Sendo portador do bote que me deve servir para a viagem de deslocação no interior do País [Guiné] e levando em meu poder os respectivos documentos, referentes ao mesmo bote, passados pelo Ministério das Finanças e pela Direcção dos Serviços Aduaneiros da República do Senegal, iniciei nesta data a missão que me foi superiormente incumbida.

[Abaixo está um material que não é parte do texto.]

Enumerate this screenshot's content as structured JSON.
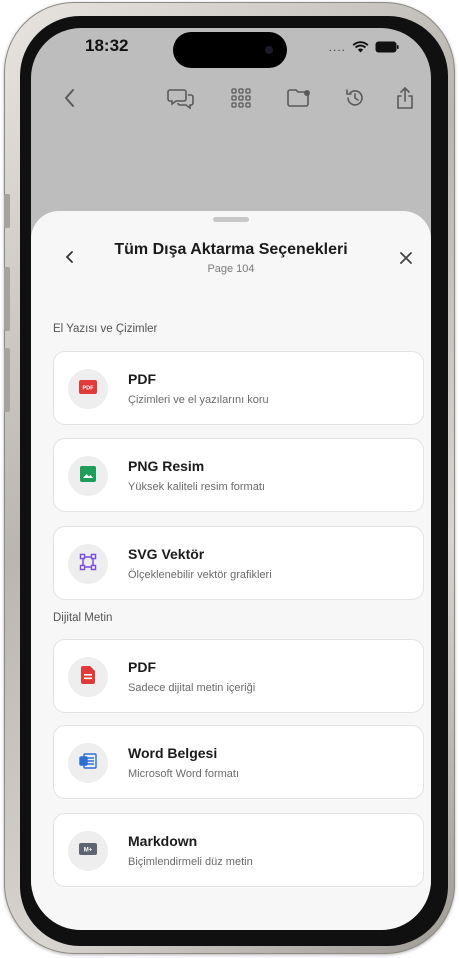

◙ 12-01-1964 (domingo) – Reunião em Ziguinchor

Reunião para apuramento de responsabilidades dos factos ocorridos em Ziguinchor, entre os membros do Bureau daquele Comité, com a presença de Lourenço Gomes e todos os membros do referido Bureau composto por Indjaibá Lamine, Malan Nanqui, Djau, Apolinário da Costa e Aniceto Lima da Costa, tendo assistido os camaradas, Samba Djaló, Lassemá Silá e José Évora Ramos. (…)

◙ 13-01-1964 (2.ª feira) – Viagem a Sedhiou

Acompanhado dos camaradas Lourenço Gomes e Yaya Koté, segui nesta data para Sedhiou, tendo logo após a chegada, discutidos com eles, assuntos concernentes à nossa luta e a actos que o camarada Saido Baró tem vindo a praticar, desorganizando todo o trabalho e causando perturbações entre os fulas (…).

◙ 14-01-1964 (3.ª feira) – Viagem a Kolda

Com os camaradas Yaya Koté e Duarte da Mota, segui para Kolda a fim de procurar regularizar a situação dos nossos militantes que o Saldo Baró, fomentando um racismo, tem procurado desmobilizar, incitando-os a não acatarem as instruções do Yaya Koté.

◙ 15-01-1964 (4.ª feira) – Convocação dos responsáveis

Por falta de transporte, não foi possível deslocar-me pessoalmente a Sintchã El Hadje, como era meu desejo, tendo contudo para lá seguido o camarada Yaya Koté. (…)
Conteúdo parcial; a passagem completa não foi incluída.